"Did you tell him where you lived?"

"Of course not. You needn't go back to that. You said you'd forgiven me for going to lunch with Mrs. Lambert that day. You know I met him there, and that's all there is in it. He must have known that I—I hadn't been well—through Lexie, and sent the flowers out of politeness." She turned the lid of the box up. "The address is in a woman's hand: Mrs. Lambert's. There's nothing to look so furious about."

The fact that flowers should come to Maggy from a comparative stranger would not, of itself, have irritated Woolf. She often received flowers now, and from men she had never met. Her good looks and prominence at the Pall Mall accounted for this. Woolf made no objection. The admiration of other men for her rather enhanced her desirability in his eyes. He took it as a tribute to his own good taste in having secured possession of her. But Chalfont's name affected him in much the same manner as a red rag does a bull. It blinded him with rage because it stood for everything that he himself was devoid of—birth, breeding, nobility of nature—and, moreover, because it was that of the man who had humbled him by having him turned out of the select club to which he aspired to membership. That incident had touched Woolf on the raw. It was much as if he had been told that he was unworthy of association with gentlemen.

He picked up the roses and pitched them into the fireplace.

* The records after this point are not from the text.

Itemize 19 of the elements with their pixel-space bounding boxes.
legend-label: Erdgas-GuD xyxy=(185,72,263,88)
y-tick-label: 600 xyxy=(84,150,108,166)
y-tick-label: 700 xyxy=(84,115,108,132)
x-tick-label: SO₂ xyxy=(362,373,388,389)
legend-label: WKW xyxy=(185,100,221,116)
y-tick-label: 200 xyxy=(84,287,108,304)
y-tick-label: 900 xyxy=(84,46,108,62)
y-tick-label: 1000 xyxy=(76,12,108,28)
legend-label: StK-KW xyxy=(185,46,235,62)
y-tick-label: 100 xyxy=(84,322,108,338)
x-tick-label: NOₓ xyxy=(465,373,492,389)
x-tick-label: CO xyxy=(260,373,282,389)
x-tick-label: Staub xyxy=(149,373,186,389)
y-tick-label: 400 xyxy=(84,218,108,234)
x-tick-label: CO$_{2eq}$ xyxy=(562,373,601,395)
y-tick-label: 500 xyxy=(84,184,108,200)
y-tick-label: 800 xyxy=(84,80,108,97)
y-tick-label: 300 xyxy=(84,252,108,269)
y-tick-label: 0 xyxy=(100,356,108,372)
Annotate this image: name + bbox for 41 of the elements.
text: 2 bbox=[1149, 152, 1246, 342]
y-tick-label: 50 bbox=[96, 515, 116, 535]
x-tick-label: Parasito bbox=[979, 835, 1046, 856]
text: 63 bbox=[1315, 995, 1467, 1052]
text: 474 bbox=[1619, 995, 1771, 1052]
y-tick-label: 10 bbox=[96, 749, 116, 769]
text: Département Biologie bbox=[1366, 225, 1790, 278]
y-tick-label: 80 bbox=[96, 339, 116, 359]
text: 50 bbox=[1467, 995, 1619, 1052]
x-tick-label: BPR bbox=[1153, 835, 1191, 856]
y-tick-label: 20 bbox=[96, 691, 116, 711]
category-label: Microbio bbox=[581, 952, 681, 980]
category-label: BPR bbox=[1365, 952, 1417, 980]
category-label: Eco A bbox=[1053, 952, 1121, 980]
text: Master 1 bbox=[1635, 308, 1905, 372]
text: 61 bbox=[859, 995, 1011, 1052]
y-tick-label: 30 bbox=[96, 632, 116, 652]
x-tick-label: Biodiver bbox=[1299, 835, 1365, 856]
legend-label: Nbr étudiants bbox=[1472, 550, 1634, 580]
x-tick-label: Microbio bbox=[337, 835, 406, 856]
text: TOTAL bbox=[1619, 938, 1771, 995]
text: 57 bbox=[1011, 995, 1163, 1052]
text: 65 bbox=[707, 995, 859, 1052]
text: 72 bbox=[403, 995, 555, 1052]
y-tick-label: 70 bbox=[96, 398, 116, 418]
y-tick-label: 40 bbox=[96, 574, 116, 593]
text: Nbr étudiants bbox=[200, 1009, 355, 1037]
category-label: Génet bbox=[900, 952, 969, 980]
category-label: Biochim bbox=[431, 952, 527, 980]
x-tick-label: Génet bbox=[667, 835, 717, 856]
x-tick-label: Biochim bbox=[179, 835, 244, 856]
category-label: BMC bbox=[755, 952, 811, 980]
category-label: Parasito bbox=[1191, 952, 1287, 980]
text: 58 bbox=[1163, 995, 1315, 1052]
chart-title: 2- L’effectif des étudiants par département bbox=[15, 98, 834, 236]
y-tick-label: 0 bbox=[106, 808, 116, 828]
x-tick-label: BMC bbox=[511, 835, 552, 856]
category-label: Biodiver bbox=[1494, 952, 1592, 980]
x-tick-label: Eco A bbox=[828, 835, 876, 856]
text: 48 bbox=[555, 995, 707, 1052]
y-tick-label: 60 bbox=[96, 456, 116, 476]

"Damned cheek, sending you a few pennyworth of dead flowers!" he flared out. "I'll go and buy you some live ones!"

Maggy did not protest. She had learnt discretion with Woolf. He flung out of the flat. Half-an-hour later a messenger boy came with a magnificent bouquet of freshly-cut Catherine Mermets.

Maggy was so happy arranging them.

XXI

In spite of the pleasant conditions under which the tour proceeded it began to be evident to Alexandra that Mrs. Lambert was suffering from acute nervous strain. She would spend hours on the sofa in thoughtful silence. Conversely, she showed undue vivacity on the stage at night. Sometimes she evinced an almost feverish interest in the financial side of her tour, growing depressed when business was indifferent and unduly elated when it was extra good.

During this period Alexandra learnt for the first time that Mrs. Lambert had a daughter. Inconsequently enough, as it seemed to her, Mrs. Lambert's reference to the fact was the outcome of a talk between them one day concerning Maggy. It showed the elder woman in a new aspect, strongly maternal in her feelings. The child's absence evidently distressed her.